"Liz!" he cried. "Liz, what's wrong?" He charged out of the room and I stood there, frozen, looking at the blood on the floor, where Donovan's bare feet had been gashed by the broken glass.
The woman screamed again, but this time the scream was muffled, as if she might be screaming with her mouth pressed against a pillow or a wall.
I blundered out of the kitchen into the dining-room, stumbling on something in my path — a toy, a stool, I don't know what it was and lunging halfway across the room to try to catch my balance, afraid of falling and hitting my head against a chair or table.
And I hit it again, that same resistant wall that I'd walked into down on the road.
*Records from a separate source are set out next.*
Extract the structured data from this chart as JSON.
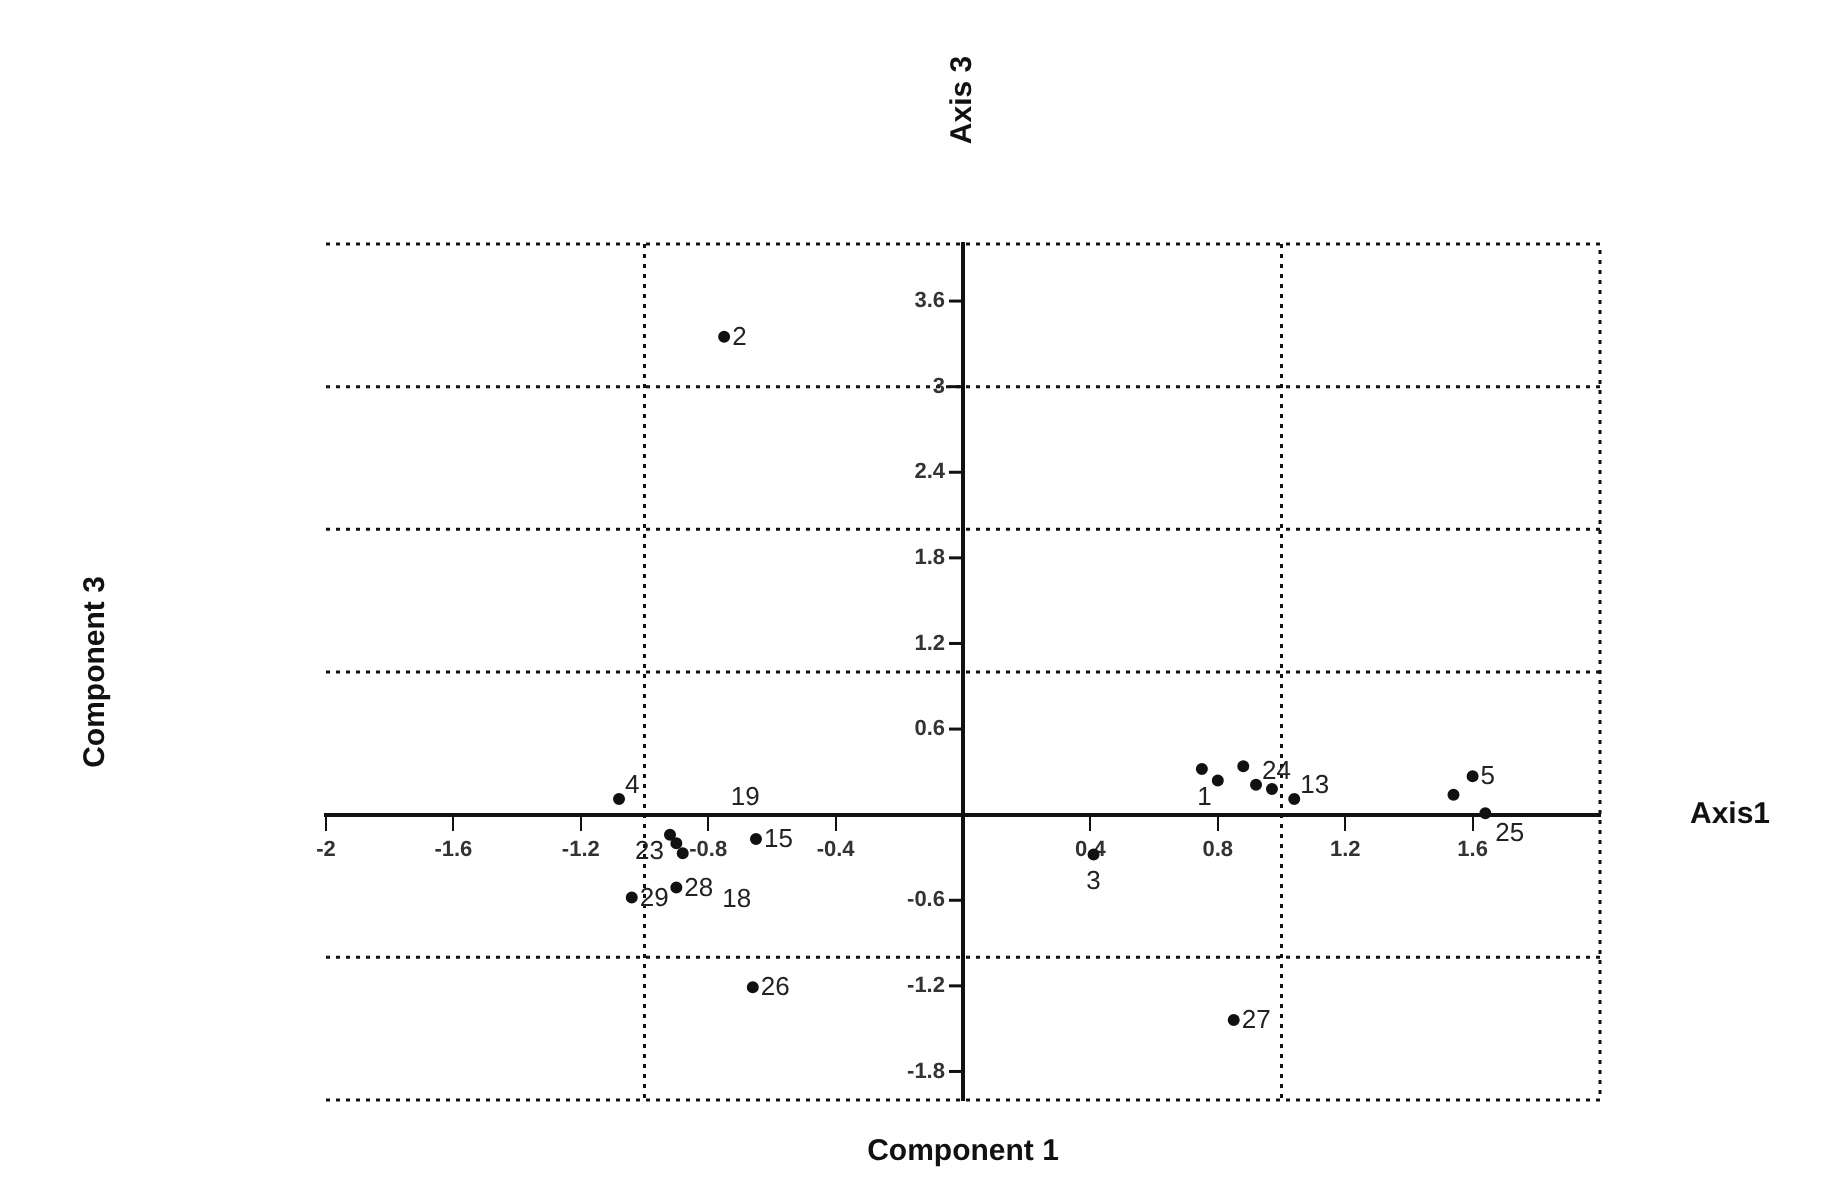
{
  "chart_data": {
    "type": "scatter",
    "xlabel": "Component 1",
    "annotations": [
      "Axis 3",
      "Axis1",
      "Component 3",
      {
        "text": "2",
        "x": -0.75,
        "y": 3.35
      },
      {
        "text": "26",
        "x": -0.66,
        "y": -1.21
      },
      {
        "text": "27",
        "x": 0.85,
        "y": -1.44
      },
      {
        "text": "3",
        "x": 0.41,
        "y": -0.28
      },
      {
        "text": "4",
        "x": -1.08,
        "y": 0.11
      },
      {
        "text": "29",
        "x": -1.04,
        "y": -0.58
      },
      {
        "text": "28",
        "x": -0.9,
        "y": -0.51
      },
      {
        "text": "23",
        "x": -0.92,
        "y": -0.14
      },
      {
        "text": "18",
        "x": -0.9,
        "y": -0.2
      },
      {
        "text": "19",
        "x": -0.88,
        "y": -0.27
      },
      {
        "text": "15",
        "x": -0.65,
        "y": -0.17
      },
      {
        "text": "1",
        "x": 0.8,
        "y": 0.24
      },
      {
        "text": "24",
        "x": 0.92,
        "y": 0.21
      },
      {
        "text": "13",
        "x": 1.04,
        "y": 0.11
      },
      {
        "text": "5",
        "x": 1.6,
        "y": 0.27
      },
      {
        "text": "25",
        "x": 1.64,
        "y": 0.01
      }
    ],
    "xlim": [
      -2,
      2
    ],
    "ylim": [
      -2,
      4
    ],
    "xticks": [
      -2,
      -1.6,
      -1.2,
      -0.8,
      -0.4,
      0.4,
      0.8,
      1.2,
      1.6
    ],
    "yticks": [
      -1.8,
      -1.2,
      -0.6,
      0.6,
      1.2,
      1.8,
      2.4,
      3,
      3.6
    ],
    "grid": false,
    "legend": false,
    "marker": "circle",
    "ref_lines": [
      {
        "axis": "x",
        "value": -1,
        "line_style": "dotted"
      },
      {
        "axis": "x",
        "value": 1,
        "line_style": "dotted"
      },
      {
        "axis": "y",
        "value": 3,
        "line_style": "dotted"
      },
      {
        "axis": "y",
        "value": 2,
        "line_style": "dotted"
      },
      {
        "axis": "y",
        "value": 1,
        "line_style": "dotted"
      },
      {
        "axis": "y",
        "value": -1,
        "line_style": "dotted"
      }
    ],
    "series": [
      {
        "color": "#111111",
        "x": [
          -0.75,
          -0.66,
          0.85,
          0.41,
          -1.08,
          -1.04,
          -0.9,
          -0.92,
          -0.9,
          -0.88,
          -0.65,
          0.75,
          0.8,
          0.88,
          0.92,
          0.97,
          1.04,
          1.6,
          1.54,
          1.64
        ],
        "values": [
          3.35,
          -1.21,
          -1.44,
          -0.28,
          0.11,
          -0.58,
          -0.51,
          -0.14,
          -0.2,
          -0.27,
          -0.17,
          0.32,
          0.24,
          0.34,
          0.21,
          0.18,
          0.11,
          0.27,
          0.14,
          0.01
        ]
      }
    ]
  }
}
I braced myself against it and pushed, getting upright on my feet, standing in the dimness of the dining-room with the horror of that wall rasping at my soul.
I could sense it right in front of me, although I no longer touched it.
And whereas before, out in the open, on the road, it had been no more than a wonder too big to comprehend, here beneath this roof, inside this family home, it became an alien blasphemy that set one's teeth on edge.
"My babies!" screamed the woman. "I can't reach my babies!" Now I began to get my bearings in the curtained room. I saw the table and the buffet and the door that led into the bedroom hallway.
Donovan was coming through the doorway. He was half leading, half carrying the woman.
"I tried to get to them," she cried. "There's something there — something that stopped me. I can't get to my babies!" He let her down on the floor and propped her against the wall and knelt gently beside her. He looked up at me and there was a baffled, angry terror in his eyes.
"It's the barrier," I told him. "The one down on the road. It runs straight through the house."